A team of researchers from the Accelerator Technology & Applied Physics (ATAP) Division at Berkeley Lab, California, has developed a new technique for combining fiber lasers operating at different wavelengths to produce ultrashort laser pulses.The team says the work could advance the development of laser-plasma accelerators (LPAs), which have the potential to push the frontiers of high-energy physics and enable discoveries in materials science, fusion research, and many other areas.
LPAs use intense, ultrafast laser pulses passing through a plasma to accelerate charged particles up to a thousand times faster than current technologies. They promise more compact and powerful machines that are less expensive to build and operate than conventional accelerators.
The research was published in Optics Express.
Currently, most LPAs use laser pulses with repetition rates of only a few Hertz; however, realizing the full potential of LPAs “will require high-power laser systems capable of generating ultrashort, high-energy laser pulses at repetition rates in the kHz range or higher,” said Siyun Chen, a researcher at ATAP’s BELLA Center, who led the experimental demonstration of the new technique.
These constraints, added Chen, place demanding requirements on the laser systems that generate such pulses. So, the researchers turned to fiber lasers, which she explained are the “most efficient high-power laser technology demonstrated to date and also have extensive industrial development that could be leveraged in our work.”
Although the energy and power of pulses produced by fiber lasers can be scaled up by combining multiple pulses in space and in time, these pulses, however, are currently limited to about 100 fs, which are not short enough to drive LPAs.
“While fiber laser systems offer the highest wall-plug efficiencies—the electrical-to-optical power efficiency—the spectrum of ultrashort laser pulses amplified in these systems narrows,” explained Tong Zhou, a research scientist in ATAP’s BELLA Center who led the development of the new technique.
Spectral combination“This gain narrowing is a fundamental effect when laser pulses are amplified in this way; the narrower the pulse’s spectrum is, the longer its duration. Consequently, it is very challenging for high-power fiber lasers to generate pulses shorter than about a hundred fs.”
However, by spectrally combining multiple laser pulses operating at adjacent wavelength ranges, the team, which also included Qiang Du from the Engineering Division and Dan Wang and Russell Wilcox from ATAP, achieved an ultra-broad combined spectrum able to support very short pulses at tens of femtoseconds.

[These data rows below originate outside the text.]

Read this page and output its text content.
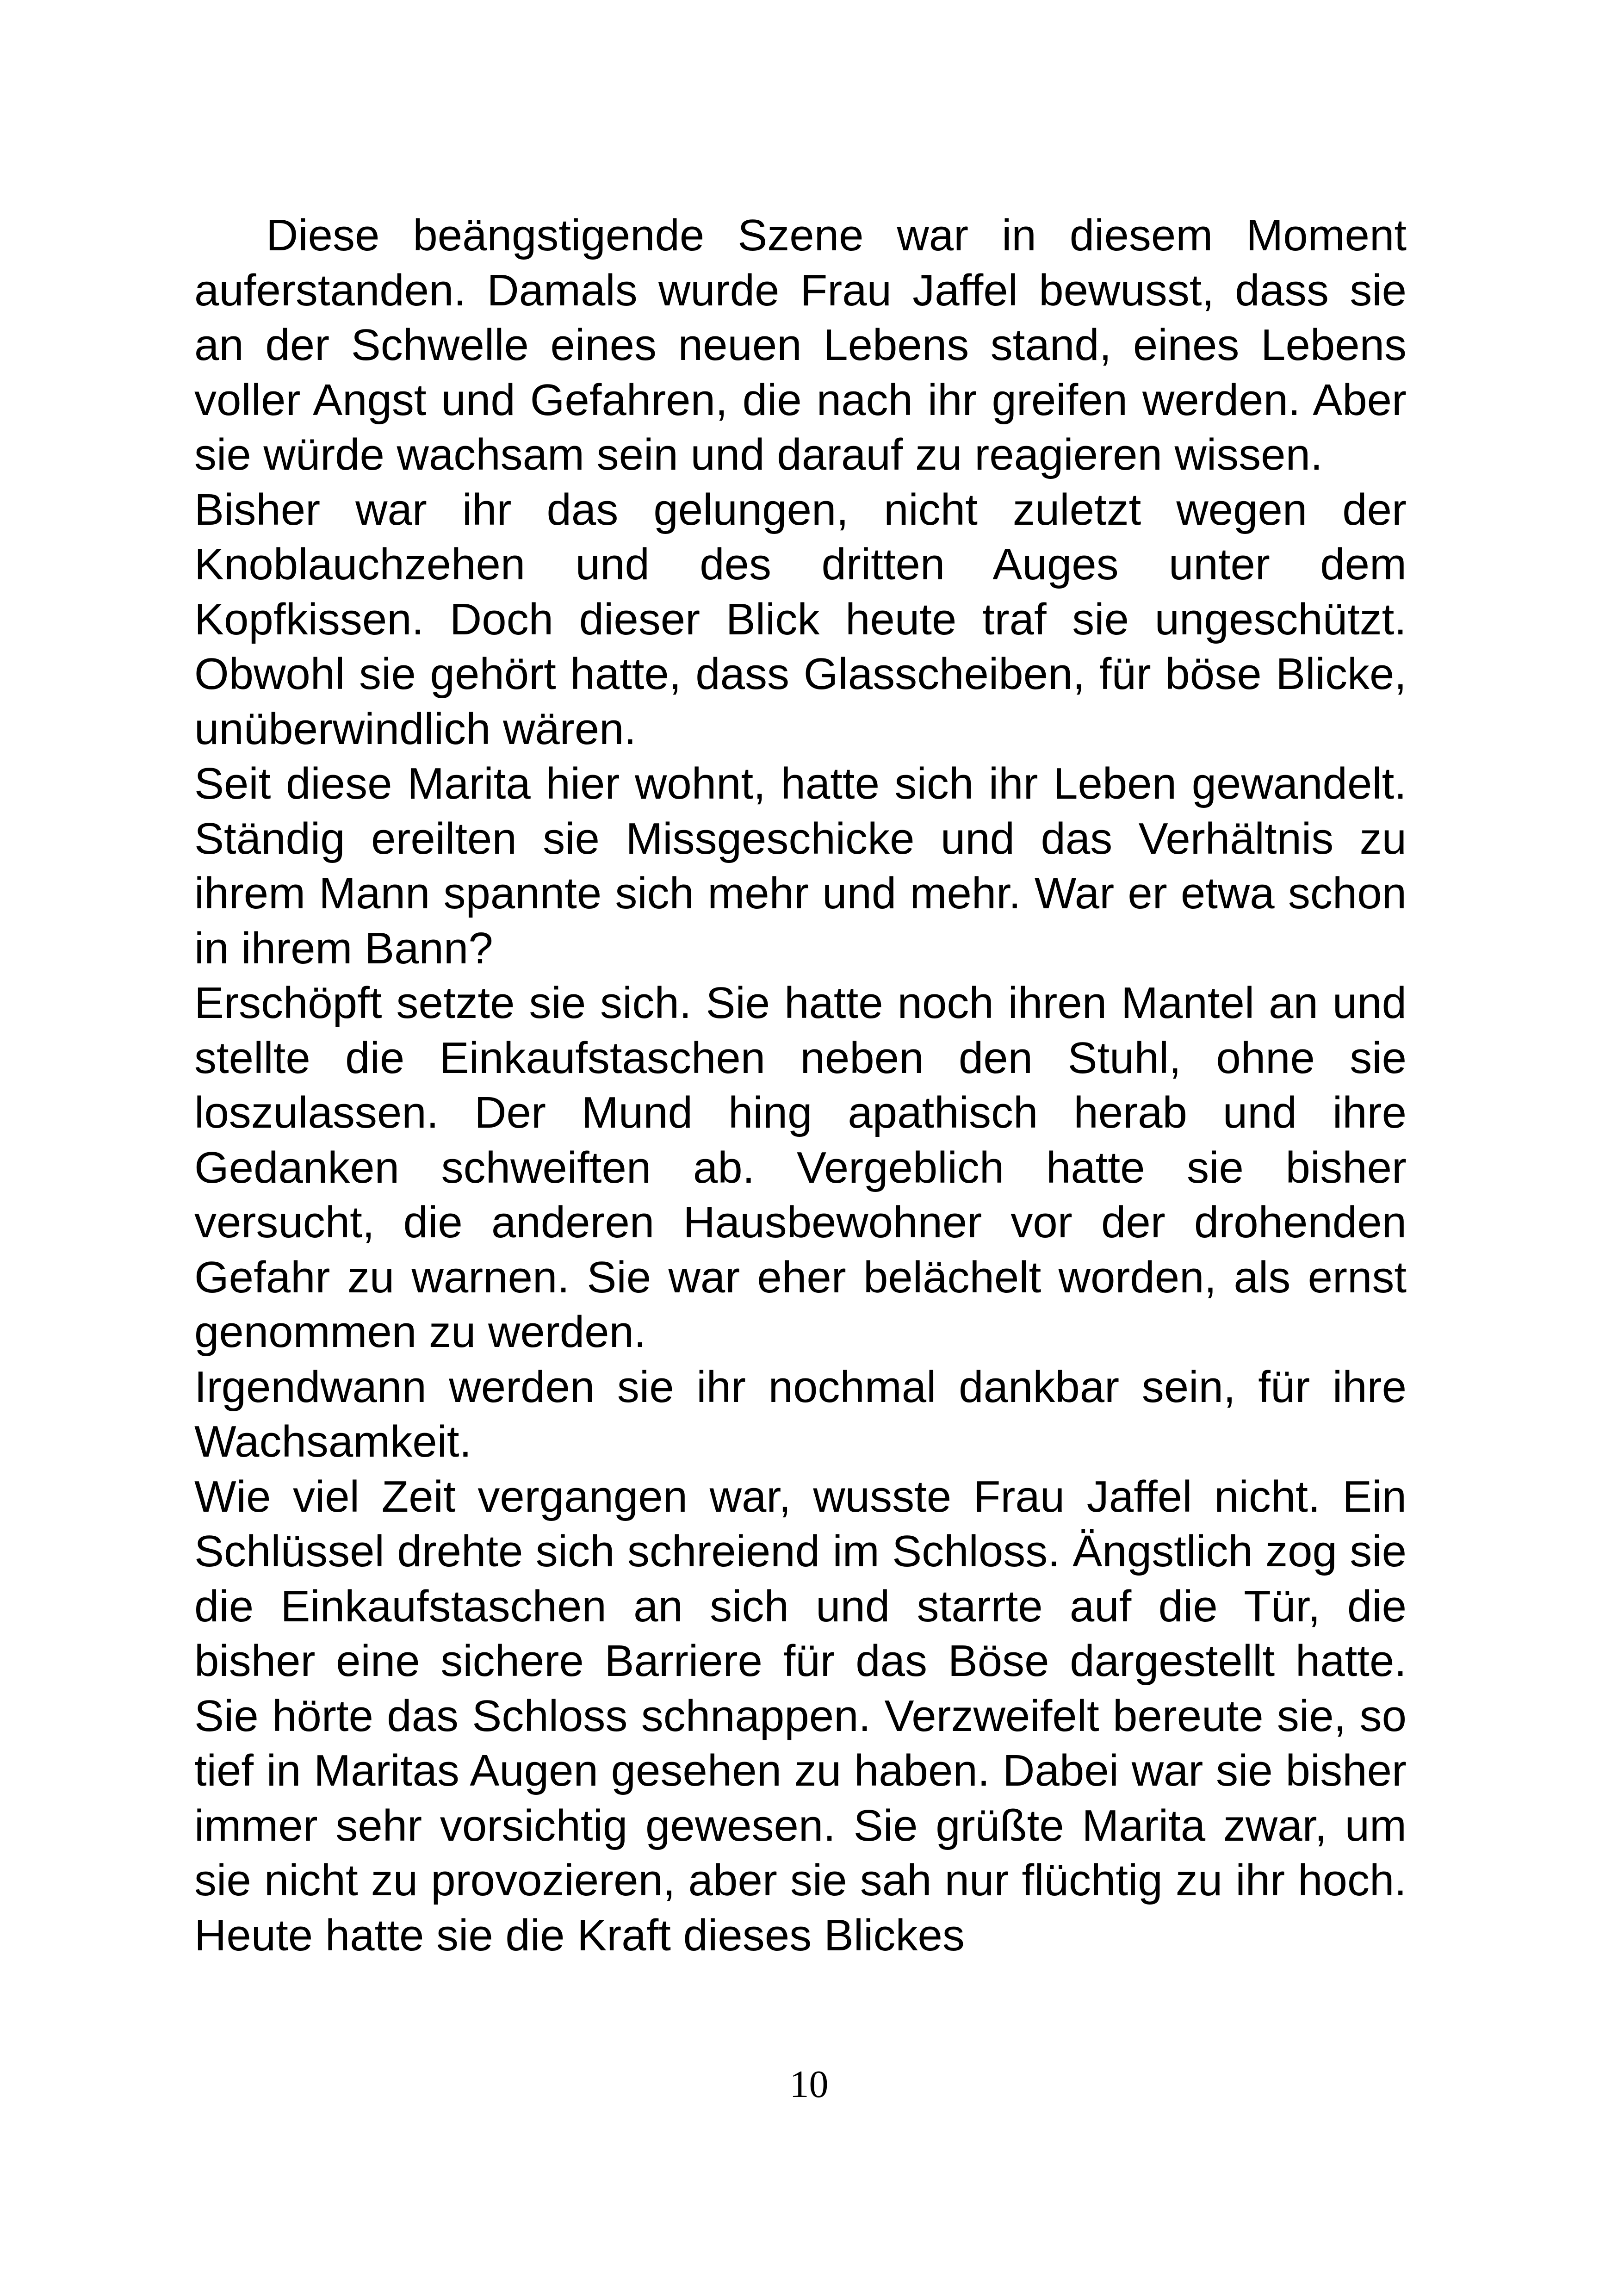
Diese beängstigende Szene war in diesem Moment auferstanden. Damals wurde Frau Jaffel bewusst, dass sie an der Schwelle eines neuen Lebens stand, eines Lebens voller Angst und Gefahren, die nach ihr greifen werden. Aber sie würde wachsam sein und darauf zu reagieren wissen.

Bisher war ihr das gelungen, nicht zuletzt wegen der Knoblauchzehen und des dritten Auges unter dem Kopfkissen. Doch dieser Blick heute traf sie ungeschützt. Obwohl sie gehört hatte, dass Glasscheiben, für böse Blicke, unüberwindlich wären.

Seit diese Marita hier wohnt, hatte sich ihr Leben gewandelt. Ständig ereilten sie Missgeschicke und das Verhältnis zu ihrem Mann spannte sich mehr und mehr. War er etwa schon in ihrem Bann?

Erschöpft setzte sie sich. Sie hatte noch ihren Mantel an und stellte die Einkaufstaschen neben den Stuhl, ohne sie loszulassen. Der Mund hing apathisch herab und ihre Gedanken schweiften ab. Vergeblich hatte sie bisher versucht, die anderen Hausbewohner vor der drohenden Gefahr zu warnen. Sie war eher belächelt worden, als ernst genommen zu werden.

Irgendwann werden sie ihr nochmal dankbar sein, für ihre Wachsamkeit.

Wie viel Zeit vergangen war, wusste Frau Jaffel nicht. Ein Schlüssel drehte sich schreiend im Schloss. Ängstlich zog sie die Einkaufstaschen an sich und starrte auf die Tür, die bisher eine sichere Barriere für das Böse dargestellt hatte. Sie hörte das Schloss schnappen. Verzweifelt bereute sie, so tief in Maritas Augen gesehen zu haben. Dabei war sie bisher immer sehr vorsichtig gewesen. Sie grüßte Marita zwar, um sie nicht zu provozieren, aber sie sah nur flüchtig zu ihr hoch. Heute hatte sie die Kraft dieses Blickes

10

To increase the bandwidth and produce tens-of-fs-long pulses, the researchers first used a mode-locked oscillator and ytterbium-doped fiber amplifier to generate pulses of 120 fs at 100 MHz repetition rates. These were sent to a photonic-crystal fiber, where their spectrum was broadened from 27 nm to 90 nm.
“This ultra-broadband spectral combining with synthesized pulse shaping produced pulses of only 42 fs in duration, which is significantly shorter than the pulses generated from each of the three fiber channels,” said Chen. “We believe this is the shortest pulse duration ever achieved from a spectrally combined ytterbium fiber laser system.”
Zhou said, “While the work has demonstrated ultrafast pulses that are so far at low energy, it demonstrates the key principles of ultra-broadband spectral combining and coherently spectrally synthesized pulse shaping and provides a path forward for using fiber lasers to drive LPAs.”
The team plans to add more amplification stages and implement multidimensional techniques capable of spatially, temporally, and spectrally combining fiber lasers to produce high-energy, tens-of-fs laser pulses.